Recommended Questions
Some of the questions you’ll want to ask include:
- Why didn’t you complete your purchase today?
- What change would have persuaded you to complete the purchase?
- What fears or concerns did you have about the purchase?
- Did you have any unanswered questions before or during checkout?
- Did something prevent you from completing your purchase?
You can ask these in different ways in the same survey to get more context. For example, you might ask: “Why didn’t you complete your purchase today?” and provide options in the form of checkboxes or a dropdown box. Then you might say, “What made you decide not to finishing checking out today?” with an open-ended text field so they can answer in more detail if they want.
Survey Question Format
But what are you going to ask? And how?
Depending on the software you choose, you may have a few simple question formats, or so many that you don’t even know what to do with some of them.
Besides all of the different types of questions, there are two question categories to consider.

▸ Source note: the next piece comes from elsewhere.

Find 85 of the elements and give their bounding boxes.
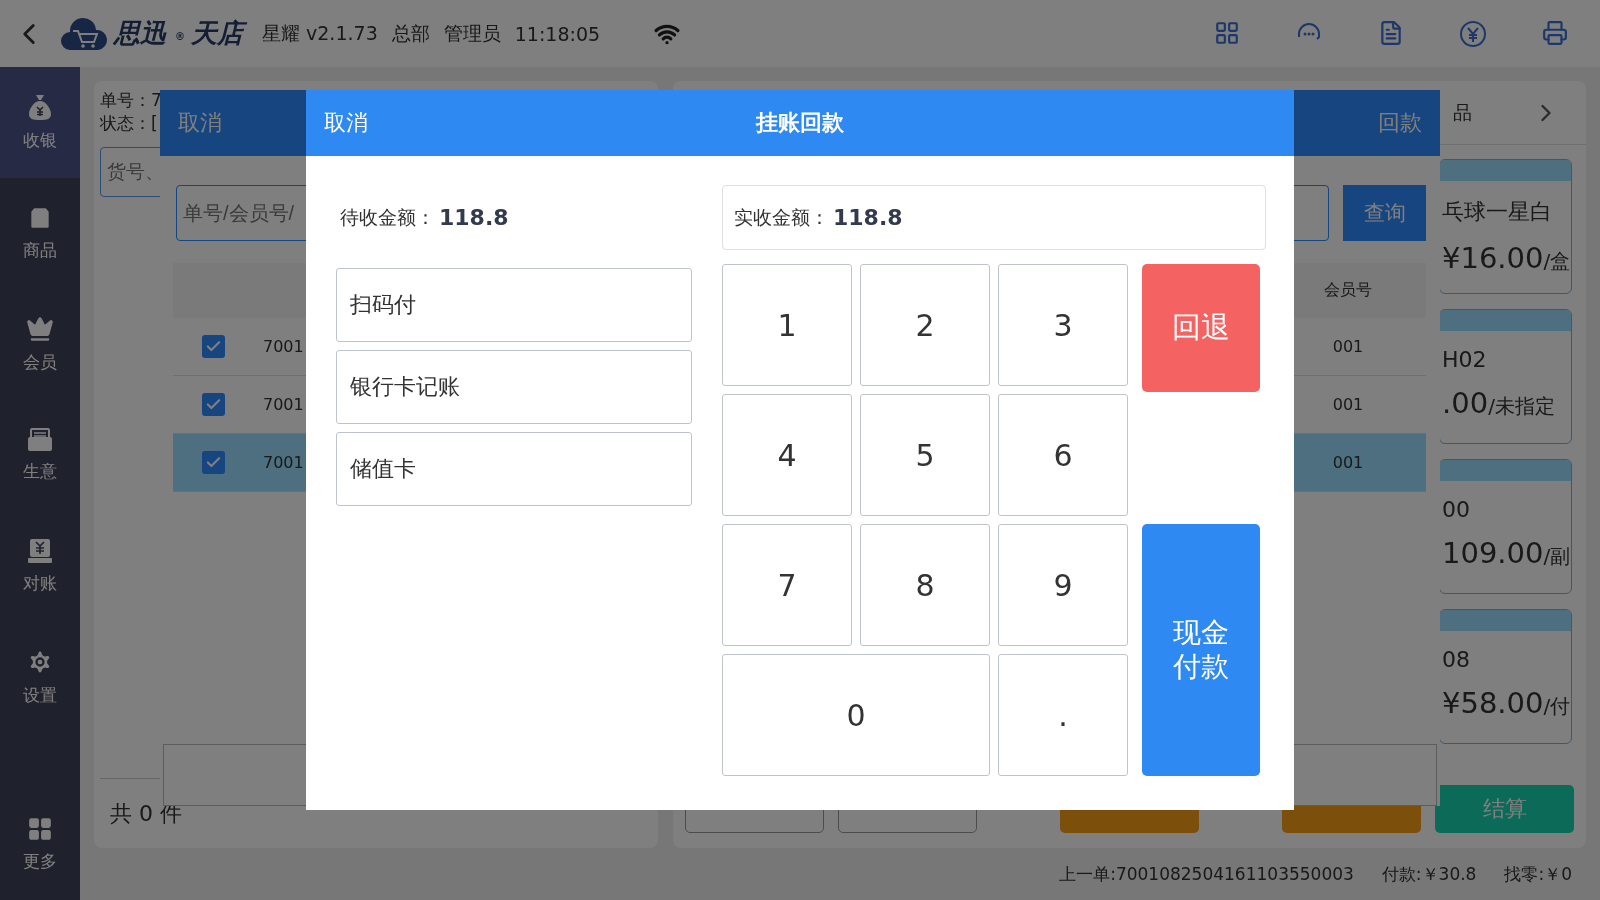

The first category is open-ended questions. You ask questions and let respondents answer however they want. But the resulting data will take longer to analyze because you won’t be able to do anything with it (other than read the results one-by-one) until you clean up the data.

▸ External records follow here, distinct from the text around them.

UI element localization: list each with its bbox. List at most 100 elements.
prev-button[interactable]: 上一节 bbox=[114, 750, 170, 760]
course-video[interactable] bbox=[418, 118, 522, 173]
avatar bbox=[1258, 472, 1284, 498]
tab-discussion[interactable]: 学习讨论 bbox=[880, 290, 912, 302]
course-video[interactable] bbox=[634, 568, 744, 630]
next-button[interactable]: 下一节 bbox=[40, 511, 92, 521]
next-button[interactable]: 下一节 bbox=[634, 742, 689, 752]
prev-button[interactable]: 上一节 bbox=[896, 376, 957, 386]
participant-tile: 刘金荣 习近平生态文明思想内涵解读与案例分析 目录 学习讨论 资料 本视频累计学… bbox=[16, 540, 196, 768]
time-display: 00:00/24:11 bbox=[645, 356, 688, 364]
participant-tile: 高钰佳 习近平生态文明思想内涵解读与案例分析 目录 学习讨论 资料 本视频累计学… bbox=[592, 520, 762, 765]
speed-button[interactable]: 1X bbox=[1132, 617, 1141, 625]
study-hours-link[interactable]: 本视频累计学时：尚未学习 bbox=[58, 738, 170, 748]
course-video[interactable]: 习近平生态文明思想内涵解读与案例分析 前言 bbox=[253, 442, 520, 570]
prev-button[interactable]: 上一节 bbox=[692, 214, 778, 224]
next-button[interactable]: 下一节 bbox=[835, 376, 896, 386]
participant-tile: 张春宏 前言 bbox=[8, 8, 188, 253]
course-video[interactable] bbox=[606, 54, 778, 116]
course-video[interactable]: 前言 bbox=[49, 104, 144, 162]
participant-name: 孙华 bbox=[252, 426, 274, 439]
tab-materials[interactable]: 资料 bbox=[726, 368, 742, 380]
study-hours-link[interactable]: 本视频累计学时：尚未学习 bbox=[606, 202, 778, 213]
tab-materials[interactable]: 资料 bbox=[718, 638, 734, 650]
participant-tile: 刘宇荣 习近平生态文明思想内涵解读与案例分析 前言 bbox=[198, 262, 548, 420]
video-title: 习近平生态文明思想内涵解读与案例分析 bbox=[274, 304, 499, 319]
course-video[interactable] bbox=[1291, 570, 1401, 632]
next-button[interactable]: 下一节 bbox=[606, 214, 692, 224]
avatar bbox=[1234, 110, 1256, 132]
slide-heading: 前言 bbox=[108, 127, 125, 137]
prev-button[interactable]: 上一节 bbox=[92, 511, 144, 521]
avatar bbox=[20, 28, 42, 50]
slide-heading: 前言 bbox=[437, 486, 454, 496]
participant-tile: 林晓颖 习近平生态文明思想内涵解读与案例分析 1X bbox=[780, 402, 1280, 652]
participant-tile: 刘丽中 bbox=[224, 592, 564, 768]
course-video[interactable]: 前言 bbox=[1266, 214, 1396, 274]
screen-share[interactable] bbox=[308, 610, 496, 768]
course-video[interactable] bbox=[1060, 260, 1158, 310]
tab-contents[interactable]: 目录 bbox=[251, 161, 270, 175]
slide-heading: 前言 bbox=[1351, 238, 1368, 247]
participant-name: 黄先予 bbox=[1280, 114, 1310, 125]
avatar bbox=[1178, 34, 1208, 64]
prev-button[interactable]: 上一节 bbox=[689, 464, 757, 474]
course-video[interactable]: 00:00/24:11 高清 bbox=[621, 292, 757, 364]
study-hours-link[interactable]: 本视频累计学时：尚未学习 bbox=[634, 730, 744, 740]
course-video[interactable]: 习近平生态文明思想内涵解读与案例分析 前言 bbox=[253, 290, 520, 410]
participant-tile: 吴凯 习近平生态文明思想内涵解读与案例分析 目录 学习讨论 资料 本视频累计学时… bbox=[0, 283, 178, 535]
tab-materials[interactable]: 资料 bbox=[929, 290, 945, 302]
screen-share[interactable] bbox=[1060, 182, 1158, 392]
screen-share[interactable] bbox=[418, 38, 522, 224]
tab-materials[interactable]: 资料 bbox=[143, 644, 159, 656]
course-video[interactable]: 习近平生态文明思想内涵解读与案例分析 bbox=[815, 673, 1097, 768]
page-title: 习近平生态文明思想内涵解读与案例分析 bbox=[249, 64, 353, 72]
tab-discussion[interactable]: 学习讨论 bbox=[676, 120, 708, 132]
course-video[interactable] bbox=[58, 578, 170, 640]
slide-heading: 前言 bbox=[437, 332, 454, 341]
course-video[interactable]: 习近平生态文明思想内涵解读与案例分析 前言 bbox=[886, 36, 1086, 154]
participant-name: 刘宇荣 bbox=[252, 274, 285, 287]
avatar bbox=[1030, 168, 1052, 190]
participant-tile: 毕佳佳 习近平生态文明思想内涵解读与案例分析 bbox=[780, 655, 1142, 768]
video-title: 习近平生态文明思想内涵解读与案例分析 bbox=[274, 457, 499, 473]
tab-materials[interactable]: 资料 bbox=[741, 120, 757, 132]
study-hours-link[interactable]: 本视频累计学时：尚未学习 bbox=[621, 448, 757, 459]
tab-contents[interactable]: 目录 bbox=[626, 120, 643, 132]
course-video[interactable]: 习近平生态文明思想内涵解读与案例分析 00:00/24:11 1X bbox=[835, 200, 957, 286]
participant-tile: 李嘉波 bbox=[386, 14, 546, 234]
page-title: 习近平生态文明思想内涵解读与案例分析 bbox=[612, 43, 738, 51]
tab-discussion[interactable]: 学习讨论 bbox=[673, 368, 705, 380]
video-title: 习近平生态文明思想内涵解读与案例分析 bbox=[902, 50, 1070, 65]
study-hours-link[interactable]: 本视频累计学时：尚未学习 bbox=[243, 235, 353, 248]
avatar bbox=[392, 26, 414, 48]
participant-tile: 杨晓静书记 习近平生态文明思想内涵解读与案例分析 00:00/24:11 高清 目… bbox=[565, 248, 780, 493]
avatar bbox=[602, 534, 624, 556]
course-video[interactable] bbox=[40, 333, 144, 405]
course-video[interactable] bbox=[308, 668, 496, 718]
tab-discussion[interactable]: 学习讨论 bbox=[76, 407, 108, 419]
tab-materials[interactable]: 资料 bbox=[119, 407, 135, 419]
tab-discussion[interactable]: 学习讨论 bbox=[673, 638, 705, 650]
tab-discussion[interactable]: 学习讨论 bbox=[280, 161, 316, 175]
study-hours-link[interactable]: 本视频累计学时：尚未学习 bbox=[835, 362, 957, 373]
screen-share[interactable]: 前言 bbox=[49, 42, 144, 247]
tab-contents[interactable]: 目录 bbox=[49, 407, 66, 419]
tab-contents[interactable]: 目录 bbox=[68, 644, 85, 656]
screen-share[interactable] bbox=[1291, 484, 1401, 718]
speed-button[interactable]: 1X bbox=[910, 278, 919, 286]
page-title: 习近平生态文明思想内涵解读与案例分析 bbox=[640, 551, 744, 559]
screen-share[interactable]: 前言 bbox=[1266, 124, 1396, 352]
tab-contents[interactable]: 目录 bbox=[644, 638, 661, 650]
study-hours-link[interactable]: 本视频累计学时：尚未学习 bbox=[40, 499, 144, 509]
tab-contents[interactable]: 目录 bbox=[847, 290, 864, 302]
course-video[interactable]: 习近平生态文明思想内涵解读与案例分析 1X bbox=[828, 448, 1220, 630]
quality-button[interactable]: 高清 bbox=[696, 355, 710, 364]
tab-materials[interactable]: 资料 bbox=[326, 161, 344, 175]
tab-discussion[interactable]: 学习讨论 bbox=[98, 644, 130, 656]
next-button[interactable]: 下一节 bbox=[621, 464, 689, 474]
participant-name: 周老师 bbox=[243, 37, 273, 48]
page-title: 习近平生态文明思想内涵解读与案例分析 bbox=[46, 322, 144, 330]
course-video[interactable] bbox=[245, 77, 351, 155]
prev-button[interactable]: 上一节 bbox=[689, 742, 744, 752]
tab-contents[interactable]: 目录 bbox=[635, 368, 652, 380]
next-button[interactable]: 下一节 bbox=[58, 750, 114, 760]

The alternative is to ask questions with a set range of options. That could mean a dropdown box, a ranking from 1 to 10, checkboxes, or any other field type that will restrict the responses. These results will be easier to analyze, but you might miss out on some good information that would have been provided in an open text field.
Fortunately, you don’t have to pick one or the other. The best option is to combine the two.
Survey Software for eCommerce Companies
The best survey software options on G2 (ranked according to customer satisfaction) are:
- Google Workspace gets high marks in the survey category, but it looks like they’re referring to Google Forms. Google Forms is functional and free, but if you want something that can be customized to fit your brand, this isn’t it.
- SurveyMonkey is a good option. It has a lot of templates and question types, but you’ll only get basic question types unless you upgrade.
Google Surveys is on the list, but they’re talking about Google’s service for surveying random, anonymous people instead of your website visitors.- SurveySparrow calls itself “the all-in-one Omnichannel Experience Management Platform.” Who knows what that means? Not us, but the company does list product experience as a use case, which is likely just what you need in this case.
- Jotform has even more templates than SurveyMonkey, and you can use all question types on their free plan to see if you like it.
- Qualtrics CoreXM is extremely powerful, but they don’t list their pricing. And no one ever does that because their product is cheap.
How Will You Deliver the Survey?
There are a few different ways to deliver your surveys. You can use a tool like Hotjar to trigger a popup survey when a shopper with something in their cart demonstrates exit intent. Getsitecontrol offers a similar solution.
If you have the shopper’s email address, you could email them the survey.
If you don’t have their email address, don’t worry! You can use a website visitor identification software to get their name and email address so you can deliver the survey.
Also consider setting it up so that you can offer an incentive to complete their purchase after the survey based on their response to why they abandoned their cart. For example, if they say they didn’t complete their purchase because shipping was too expensive, you can say, “Thanks for taking the survey! As a thank you, we’d like to give you free shipping on your next purchase!”
Get to the Root of Your Cart Abandonment Rate
Conducting a cart abandonment survey will help you get to the root of your problem. (It can help discover the causes of more general site abandonment as well.) Out of the many reasons shoppers abandon eCommerce sites, you’ll be able to pinpoint the precise reasons they abandon your store.
Then you can set about fixing them. Good luck!